My work centers on grief, healing, and Native resilience, and Tulsa feels intrinsically connected to those themes. Oklahoma holds profound histories of relocation, boarding schools, and survival, and I’m interested in how art can help us reclaim and transform that legacy. I believe Tulsa will shape my practice by grounding my work in memory and collective healing.
— Sabrina Saleha

SCREENWRITING, FILM

SABRINA SALEHA (NAVAJO/BENGALI)

Sabrina Saleha is a Navajo/Bengali screenwriter and director, and currently a Staff Writer on AMC’s Dark Winds.

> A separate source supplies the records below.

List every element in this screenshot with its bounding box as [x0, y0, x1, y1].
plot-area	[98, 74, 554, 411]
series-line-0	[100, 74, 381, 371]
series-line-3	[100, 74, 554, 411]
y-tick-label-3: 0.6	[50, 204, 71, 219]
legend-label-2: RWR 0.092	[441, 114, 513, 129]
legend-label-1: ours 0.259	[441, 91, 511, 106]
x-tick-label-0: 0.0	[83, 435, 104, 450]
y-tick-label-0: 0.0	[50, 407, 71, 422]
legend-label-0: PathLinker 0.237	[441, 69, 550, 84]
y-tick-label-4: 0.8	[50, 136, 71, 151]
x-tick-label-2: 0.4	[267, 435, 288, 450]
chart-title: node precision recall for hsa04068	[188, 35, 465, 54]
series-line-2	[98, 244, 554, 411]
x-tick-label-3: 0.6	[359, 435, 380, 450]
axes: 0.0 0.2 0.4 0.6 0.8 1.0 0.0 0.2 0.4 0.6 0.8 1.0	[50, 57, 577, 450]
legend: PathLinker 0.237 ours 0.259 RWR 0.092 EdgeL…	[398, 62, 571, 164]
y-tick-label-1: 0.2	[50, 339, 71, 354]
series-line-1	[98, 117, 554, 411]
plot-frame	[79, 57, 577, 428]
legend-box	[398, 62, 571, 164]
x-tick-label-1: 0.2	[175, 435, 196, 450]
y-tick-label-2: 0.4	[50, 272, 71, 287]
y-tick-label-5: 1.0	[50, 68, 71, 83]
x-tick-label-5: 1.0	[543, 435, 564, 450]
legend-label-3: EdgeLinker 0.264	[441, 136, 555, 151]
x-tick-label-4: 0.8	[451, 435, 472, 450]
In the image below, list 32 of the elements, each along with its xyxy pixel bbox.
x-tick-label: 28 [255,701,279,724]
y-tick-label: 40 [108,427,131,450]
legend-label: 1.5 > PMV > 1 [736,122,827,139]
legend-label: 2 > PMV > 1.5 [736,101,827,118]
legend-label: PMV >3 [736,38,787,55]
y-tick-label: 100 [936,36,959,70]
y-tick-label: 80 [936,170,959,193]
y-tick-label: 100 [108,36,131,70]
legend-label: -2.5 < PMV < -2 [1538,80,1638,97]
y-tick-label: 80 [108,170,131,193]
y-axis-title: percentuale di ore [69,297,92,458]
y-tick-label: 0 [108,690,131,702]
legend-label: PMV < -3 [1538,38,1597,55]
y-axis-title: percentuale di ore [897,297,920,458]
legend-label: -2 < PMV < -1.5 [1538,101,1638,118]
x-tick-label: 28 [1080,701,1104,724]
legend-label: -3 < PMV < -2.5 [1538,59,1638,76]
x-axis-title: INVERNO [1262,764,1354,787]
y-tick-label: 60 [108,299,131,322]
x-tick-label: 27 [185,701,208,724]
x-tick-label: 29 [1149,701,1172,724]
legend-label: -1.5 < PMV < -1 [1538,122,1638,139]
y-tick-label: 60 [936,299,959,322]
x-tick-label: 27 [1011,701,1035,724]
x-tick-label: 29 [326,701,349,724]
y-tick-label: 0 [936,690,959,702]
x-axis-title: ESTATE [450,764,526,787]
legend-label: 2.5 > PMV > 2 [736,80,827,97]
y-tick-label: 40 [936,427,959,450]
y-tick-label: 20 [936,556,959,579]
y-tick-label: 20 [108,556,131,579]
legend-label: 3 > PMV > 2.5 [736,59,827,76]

She is a Tulsa Artist Fellow developing her debut feature, Grief Camp, which she has workshopped as a Sundance Native Lab Artist-in-Residence.

Her most recent short film, Legend of Fry-Roti: Rise of the Dough, won the Audience Award for Best Short at deadCenter Film Festival, the Best New Mexico Short Jury Award at the Santa Fe International Film Festival, and Achievement in Acting at LA Skins Fest, and has screened at festivals worldwide.

Sabrina is an alum of the NYU Tisch Directing Intensive for Indigenous Voices and has participated in several prestigious development programs, including the Stowe Story Labs x New Mexico Film Office Fellowship, the imagineNATIVE Screenwriting Feature Lab (Netflix), the Vision Maker Media Creative Shorts Fellowship, the First Peoples Fund Artist-in-Business Fellowship, the Native American Animation Lab (Sony Animation), and the Native American Media Alliance TV Writers Lab (Netflix).

She earned her MFA in Screenwriting from the Institute of American Indian Arts (IAIA), where she received scholarships from Warner Bros. Discovery, the American Indian Circle Fellowship, and the Navajo Nation.

As an actress, her recent credits include Barry, Marvel’s Echo, The English Teacher, Single Drunk Female, Station 19, The Cleaning Lady, Panhandle, and Damascus.